Guidelines from the American Academy of Pediatrics released in October suggest that attention deficit hyperactivity disorder can be diagnosed and treated in children as young as age 4, two years younger than the previous minimum age set by AAP a decade ago.

Mark Wolraich, the lead author of the ADHD clinical practice guidelines and a professor of pediatrics at the University of Oklahoma Health Sciences Center, told the Wall Street Journal recently that ADHD in a preschool-aged child is very different from the typically active behavior seen in most young children (www.online.wsj.com, October 17). A child with ADHD often doesn’t play well with other children, is prone to accidents, and is overactive much of the time. “It’s not the environmental things like parties triggering it,” Dr. Wolraich says.

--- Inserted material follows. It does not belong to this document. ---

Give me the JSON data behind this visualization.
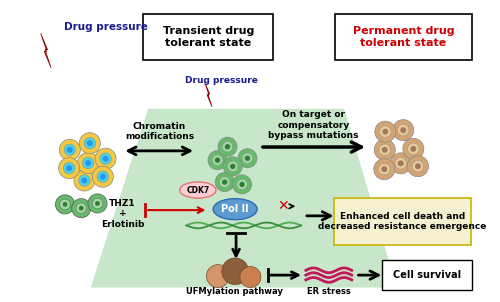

According to the new guidelines, behavior management should be the first approach for treating preschool-aged children. But when behavioral interventions aren’t enough, the guidelines suggest that doctors consider prescribing methylphenidate (commonly known by the brand name Ritalin) for preschool-aged children with moderate to severe symptoms.

Other key recommendations include assessing children for other conditions that might coexist with ADHD, such as oppositional defiant and conduct disorders, anxiety, and depression.

“Treating children at a young age is important,” asserts Dr. Wolraich, “because when we can identify them earlier and provide appropriate treatment, we can increase their chances of succeeding in school.”